Na Torre do Tombo encontram-se dois grossos processos contra este colono: sua fama de sodomita começara décadas antes, na cadeia de Évora, em 1665. Tinha então 24 anos e estava preso junto com um seu irmão, ambos acusados de um furto. Por receber freqüentes visitas de um seu cunhadinho de 12 anos, Brás, os demais presos acusaram-no junto ao Santo Ofício de Évora, após ter ouvido à noite, ruídos e gemidos indicativos que praticavam o abominável pecado de sodomia. Apesar do jovem cúmplice ter negado, Luiz Delgado assumiu ter cometido tão somente "punheta" e "coxeta"(14) , não chegando à sodomia perfeita (penetração com ejaculação), matéria prima indispensável para caracterizar os atos homoeróticos como crime. Levado à casa de tormentos, "chamando por Nosso Senhora e pedindo misericórdia", Luiz Delgado foi torturado na polé(15) , sem acrescentar nada à confissão anterior. Também Brás foi torturado, sendo ambos degredados para fora do termo de Évora pelo período de três anos.
Em 1669 Luiz Delgado encontra-se preso no principal cárcere de Lisboa, o Limoeiro - causando também aí murmuração de que era amante de um moço por nome André, ladrão degredado para o Maranhão. Nos primeiros anos da década de 70, Luiz Delgado encontra-se na Bahia - e de violeiro torna-se "estanqueiro de fumo", tendo loja onde comprava e vendia tabaco no atacado e varejo.

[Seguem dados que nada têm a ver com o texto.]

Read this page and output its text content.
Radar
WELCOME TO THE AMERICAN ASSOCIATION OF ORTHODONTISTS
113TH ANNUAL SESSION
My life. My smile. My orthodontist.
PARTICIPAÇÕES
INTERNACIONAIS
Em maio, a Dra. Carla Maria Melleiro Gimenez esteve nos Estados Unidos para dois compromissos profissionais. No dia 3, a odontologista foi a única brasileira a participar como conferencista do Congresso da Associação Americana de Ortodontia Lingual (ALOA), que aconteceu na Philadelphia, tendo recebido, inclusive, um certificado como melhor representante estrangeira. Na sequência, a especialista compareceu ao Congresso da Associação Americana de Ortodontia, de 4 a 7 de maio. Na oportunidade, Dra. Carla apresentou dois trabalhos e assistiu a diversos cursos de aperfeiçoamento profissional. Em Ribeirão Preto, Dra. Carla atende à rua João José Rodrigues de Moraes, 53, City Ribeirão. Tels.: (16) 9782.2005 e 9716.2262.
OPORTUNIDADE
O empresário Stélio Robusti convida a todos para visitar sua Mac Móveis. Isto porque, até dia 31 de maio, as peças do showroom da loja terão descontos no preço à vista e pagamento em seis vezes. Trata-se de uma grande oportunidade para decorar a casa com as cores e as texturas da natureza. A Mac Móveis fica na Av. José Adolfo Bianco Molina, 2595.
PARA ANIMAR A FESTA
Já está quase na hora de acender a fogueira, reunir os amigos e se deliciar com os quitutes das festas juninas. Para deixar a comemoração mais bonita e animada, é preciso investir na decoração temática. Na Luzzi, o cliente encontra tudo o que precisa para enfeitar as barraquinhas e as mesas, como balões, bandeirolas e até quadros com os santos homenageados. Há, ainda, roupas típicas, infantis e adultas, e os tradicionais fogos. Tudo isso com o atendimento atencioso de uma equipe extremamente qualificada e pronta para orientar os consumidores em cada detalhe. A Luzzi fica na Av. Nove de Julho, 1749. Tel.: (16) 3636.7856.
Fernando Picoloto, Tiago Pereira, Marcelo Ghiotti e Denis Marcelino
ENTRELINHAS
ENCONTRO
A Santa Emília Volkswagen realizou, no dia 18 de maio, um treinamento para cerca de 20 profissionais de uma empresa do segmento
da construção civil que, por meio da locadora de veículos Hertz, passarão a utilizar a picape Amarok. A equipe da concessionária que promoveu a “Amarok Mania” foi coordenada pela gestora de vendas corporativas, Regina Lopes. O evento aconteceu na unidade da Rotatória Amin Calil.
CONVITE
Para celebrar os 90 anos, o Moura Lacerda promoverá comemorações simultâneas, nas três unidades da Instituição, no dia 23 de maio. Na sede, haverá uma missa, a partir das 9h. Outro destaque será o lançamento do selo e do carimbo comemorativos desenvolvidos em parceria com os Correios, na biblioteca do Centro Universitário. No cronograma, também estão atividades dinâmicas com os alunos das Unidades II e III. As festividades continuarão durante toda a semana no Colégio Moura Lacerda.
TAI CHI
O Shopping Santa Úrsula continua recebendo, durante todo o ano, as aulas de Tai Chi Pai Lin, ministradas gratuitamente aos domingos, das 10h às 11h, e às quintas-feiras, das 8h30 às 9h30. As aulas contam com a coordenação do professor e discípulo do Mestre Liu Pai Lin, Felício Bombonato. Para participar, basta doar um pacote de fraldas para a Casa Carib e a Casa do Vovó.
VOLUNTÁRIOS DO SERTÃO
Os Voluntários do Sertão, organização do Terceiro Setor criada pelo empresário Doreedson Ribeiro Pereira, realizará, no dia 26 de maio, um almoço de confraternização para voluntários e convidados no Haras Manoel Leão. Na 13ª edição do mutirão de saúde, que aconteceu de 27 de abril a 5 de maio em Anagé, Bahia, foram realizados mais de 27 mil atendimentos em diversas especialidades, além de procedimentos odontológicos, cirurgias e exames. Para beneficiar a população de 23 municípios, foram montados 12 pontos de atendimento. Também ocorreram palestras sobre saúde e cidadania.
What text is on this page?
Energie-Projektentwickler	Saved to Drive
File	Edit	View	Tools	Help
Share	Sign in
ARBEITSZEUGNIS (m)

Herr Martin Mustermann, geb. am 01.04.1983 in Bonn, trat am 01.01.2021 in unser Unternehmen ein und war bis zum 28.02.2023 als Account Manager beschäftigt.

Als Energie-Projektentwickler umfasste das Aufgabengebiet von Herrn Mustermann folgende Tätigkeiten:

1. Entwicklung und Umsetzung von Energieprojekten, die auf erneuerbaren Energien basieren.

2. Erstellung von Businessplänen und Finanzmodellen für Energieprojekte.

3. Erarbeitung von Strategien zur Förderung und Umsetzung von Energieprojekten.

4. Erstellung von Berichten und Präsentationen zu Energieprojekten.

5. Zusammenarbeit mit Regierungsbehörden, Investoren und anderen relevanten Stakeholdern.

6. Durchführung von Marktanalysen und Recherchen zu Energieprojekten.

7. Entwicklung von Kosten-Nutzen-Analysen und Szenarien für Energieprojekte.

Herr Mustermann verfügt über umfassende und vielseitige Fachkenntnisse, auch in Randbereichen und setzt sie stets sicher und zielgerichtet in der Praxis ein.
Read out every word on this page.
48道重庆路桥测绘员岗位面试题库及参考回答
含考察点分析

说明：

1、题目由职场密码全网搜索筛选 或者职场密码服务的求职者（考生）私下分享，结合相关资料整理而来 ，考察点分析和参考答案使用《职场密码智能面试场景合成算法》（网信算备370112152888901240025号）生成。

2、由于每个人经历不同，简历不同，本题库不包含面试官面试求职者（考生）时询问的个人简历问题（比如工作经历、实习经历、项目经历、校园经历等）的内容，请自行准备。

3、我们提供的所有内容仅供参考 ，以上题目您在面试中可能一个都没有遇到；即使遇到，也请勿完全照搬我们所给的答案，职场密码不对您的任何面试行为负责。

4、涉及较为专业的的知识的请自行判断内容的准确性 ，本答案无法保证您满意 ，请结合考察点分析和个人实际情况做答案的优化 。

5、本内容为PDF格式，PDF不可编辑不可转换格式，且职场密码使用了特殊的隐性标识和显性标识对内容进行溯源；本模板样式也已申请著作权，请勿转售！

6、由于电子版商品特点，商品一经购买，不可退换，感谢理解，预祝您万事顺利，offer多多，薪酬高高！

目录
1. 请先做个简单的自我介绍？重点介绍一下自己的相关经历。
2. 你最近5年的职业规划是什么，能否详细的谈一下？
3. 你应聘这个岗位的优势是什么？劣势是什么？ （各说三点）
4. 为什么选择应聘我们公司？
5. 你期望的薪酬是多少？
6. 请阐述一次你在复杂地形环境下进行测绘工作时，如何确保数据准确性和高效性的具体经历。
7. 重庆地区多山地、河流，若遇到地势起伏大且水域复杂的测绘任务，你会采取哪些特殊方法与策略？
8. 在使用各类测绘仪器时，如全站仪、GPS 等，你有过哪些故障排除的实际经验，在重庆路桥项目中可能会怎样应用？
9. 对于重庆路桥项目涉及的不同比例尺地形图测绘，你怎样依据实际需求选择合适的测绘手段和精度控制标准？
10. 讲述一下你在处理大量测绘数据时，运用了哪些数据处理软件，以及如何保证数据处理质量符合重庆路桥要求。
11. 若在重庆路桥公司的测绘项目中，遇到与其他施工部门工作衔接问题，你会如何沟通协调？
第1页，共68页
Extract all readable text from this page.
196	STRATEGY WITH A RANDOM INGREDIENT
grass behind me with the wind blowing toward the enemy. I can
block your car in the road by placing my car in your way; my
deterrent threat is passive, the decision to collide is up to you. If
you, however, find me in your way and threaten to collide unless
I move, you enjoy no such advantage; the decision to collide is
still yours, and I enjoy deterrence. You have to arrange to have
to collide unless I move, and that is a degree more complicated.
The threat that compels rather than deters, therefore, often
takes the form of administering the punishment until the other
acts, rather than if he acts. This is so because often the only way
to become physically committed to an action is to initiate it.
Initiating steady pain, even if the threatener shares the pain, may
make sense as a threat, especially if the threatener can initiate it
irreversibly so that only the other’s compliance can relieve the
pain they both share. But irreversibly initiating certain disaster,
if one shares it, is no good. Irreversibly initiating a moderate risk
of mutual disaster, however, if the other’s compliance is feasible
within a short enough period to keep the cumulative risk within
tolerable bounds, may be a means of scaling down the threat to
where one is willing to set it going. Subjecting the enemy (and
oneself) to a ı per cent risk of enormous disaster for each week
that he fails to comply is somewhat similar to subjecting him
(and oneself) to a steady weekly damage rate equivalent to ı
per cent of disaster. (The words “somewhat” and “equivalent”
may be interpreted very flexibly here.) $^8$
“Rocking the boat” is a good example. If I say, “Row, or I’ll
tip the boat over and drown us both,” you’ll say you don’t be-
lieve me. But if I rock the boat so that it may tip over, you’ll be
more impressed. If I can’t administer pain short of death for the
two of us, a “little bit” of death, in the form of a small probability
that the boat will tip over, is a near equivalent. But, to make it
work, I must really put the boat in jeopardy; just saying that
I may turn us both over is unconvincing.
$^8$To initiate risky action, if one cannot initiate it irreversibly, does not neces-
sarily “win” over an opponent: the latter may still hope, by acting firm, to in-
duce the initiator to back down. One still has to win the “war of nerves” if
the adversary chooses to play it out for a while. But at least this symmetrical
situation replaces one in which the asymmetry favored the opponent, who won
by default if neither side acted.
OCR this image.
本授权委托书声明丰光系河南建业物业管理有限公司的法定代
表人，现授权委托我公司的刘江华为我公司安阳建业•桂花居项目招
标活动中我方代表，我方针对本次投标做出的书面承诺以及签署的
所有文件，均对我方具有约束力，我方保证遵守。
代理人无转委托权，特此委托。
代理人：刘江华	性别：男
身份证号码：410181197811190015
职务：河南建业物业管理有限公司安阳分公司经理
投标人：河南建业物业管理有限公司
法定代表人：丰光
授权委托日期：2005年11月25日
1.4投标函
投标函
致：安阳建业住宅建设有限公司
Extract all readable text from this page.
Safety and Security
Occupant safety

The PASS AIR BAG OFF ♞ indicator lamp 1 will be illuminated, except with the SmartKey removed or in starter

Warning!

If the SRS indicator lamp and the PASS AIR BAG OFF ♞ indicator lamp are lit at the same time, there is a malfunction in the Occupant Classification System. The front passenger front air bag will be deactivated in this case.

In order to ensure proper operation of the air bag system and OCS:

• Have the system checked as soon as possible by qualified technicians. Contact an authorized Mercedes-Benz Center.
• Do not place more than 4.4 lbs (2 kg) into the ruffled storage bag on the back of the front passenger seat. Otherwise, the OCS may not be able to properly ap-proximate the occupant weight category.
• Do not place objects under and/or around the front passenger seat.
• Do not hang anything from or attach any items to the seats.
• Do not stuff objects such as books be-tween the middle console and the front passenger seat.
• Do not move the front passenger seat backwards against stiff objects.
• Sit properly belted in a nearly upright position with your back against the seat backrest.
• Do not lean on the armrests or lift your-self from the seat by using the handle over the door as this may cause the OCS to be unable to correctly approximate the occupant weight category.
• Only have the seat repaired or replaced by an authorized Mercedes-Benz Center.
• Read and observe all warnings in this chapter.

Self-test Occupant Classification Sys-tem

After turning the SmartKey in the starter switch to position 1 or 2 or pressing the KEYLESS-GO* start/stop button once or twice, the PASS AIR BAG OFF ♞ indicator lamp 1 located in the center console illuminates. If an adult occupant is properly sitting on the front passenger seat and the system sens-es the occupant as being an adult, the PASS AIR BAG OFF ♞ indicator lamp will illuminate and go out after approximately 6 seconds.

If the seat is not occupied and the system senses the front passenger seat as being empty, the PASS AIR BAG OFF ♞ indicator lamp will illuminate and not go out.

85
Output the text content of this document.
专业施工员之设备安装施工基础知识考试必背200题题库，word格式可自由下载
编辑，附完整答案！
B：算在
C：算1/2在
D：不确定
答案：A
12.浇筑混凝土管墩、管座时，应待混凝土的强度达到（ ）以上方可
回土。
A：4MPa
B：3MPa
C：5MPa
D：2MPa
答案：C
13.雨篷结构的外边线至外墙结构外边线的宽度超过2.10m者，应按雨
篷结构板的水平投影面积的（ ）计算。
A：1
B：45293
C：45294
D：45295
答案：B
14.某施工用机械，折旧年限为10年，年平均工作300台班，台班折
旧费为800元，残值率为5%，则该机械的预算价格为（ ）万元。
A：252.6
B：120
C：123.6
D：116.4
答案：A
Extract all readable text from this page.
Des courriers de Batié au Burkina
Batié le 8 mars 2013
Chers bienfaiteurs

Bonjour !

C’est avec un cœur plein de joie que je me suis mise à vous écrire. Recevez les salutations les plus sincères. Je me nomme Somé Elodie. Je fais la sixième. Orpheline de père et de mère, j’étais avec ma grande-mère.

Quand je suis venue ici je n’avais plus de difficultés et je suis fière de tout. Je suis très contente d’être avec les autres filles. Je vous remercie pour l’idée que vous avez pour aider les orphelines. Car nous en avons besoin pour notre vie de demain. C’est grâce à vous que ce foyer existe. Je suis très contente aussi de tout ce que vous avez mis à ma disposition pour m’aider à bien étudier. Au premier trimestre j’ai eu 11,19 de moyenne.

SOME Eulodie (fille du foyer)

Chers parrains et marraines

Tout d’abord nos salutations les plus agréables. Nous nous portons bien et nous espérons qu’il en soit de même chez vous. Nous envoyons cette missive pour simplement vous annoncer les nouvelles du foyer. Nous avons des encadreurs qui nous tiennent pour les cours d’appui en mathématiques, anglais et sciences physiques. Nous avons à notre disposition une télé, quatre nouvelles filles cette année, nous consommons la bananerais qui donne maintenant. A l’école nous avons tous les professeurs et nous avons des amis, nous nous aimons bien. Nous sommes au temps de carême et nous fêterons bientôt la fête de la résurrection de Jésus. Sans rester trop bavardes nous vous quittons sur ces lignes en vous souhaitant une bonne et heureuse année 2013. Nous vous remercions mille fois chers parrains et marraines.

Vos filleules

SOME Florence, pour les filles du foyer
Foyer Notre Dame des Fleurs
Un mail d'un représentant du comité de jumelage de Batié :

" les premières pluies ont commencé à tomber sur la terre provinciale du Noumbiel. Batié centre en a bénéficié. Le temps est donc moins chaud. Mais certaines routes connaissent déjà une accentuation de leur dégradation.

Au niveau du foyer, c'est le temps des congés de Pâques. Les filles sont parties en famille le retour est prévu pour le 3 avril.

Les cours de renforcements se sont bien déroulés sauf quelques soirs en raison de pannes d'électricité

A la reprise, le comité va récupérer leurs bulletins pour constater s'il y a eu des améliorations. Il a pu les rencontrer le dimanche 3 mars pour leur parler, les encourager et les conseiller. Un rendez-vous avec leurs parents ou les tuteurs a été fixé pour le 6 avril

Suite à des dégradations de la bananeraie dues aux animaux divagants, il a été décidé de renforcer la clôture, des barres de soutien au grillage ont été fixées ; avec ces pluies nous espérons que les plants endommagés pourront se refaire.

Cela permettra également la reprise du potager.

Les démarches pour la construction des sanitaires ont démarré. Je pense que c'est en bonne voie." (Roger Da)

Em 1675 espalha-se "a fama geral entre brancos e pretos que Luiz Delgado era fanchono e sodomita", e em duas Visitas Pastorais realizadas nas freguesias de São Pedro e Nossa Senhora do Desterro, de onde era freguês, é acusado por meia dúzia de paroquianos de ser praticante do abominável pecado de sodomia. Audacioso, o fanchono não temia seduzir pessoas de diferentes condições sociais, inclusive serviçais: a um criado de quatorze anos, perguntou em segredo: "Miguel, quero saber: tendes três polegadas(16) de pica ? Façamos uma aposta: entrai para dentro de minha casa. Aposto uma ou duas patacas se tiver as três polegadas!"
Provocaram maior escândalo e murmuração, do que suas solicitações esporádicas a escravos e rapazes sem eira nem beira, os "casos" amorosos mantidos com quatro moços na Bahia: o soldado José Nunes, a quem Luiz Delgado presenteou com um anel de ouro; Manoel de Sousa Figueiredo, "de rosto e jeito afeminado e bem afigurado"; José Gonçalves, de quem "fazia tanto caso como se fosse seu filho" e com o qual o estanqueiro praticou mais de 80 atos homoeróticos; e Doroteu Antunes, 16 anos, seu derradeiro romance, "bem parecido e trigueiro, tinha cara como uma dona" - tão efeminado que se travestia de mulher em comédias públicas.
Mesmo sendo casado, aliás como a grande parte dos sodomitas do passado - e do presente! - Luiz Delgado se excedia em demonstrar publicamente a paixão que nutria por seus sucessivos amantes, beijando-os na frente de outras pessoas, regalando-os com presentes e fino trato, andando juntos pela rua, de baixo de um grande guarda-sol, para escândalo e escárnio de seus inimigos. Sabendo-se denunciado perante o Juízo Eclesiástico de Salvador, foge para o Rio de Janeiro, onde persuade o adolescente Doroteu Antunes a abandonar a casa paterna, retornando com seu ganimedes para a Bahia.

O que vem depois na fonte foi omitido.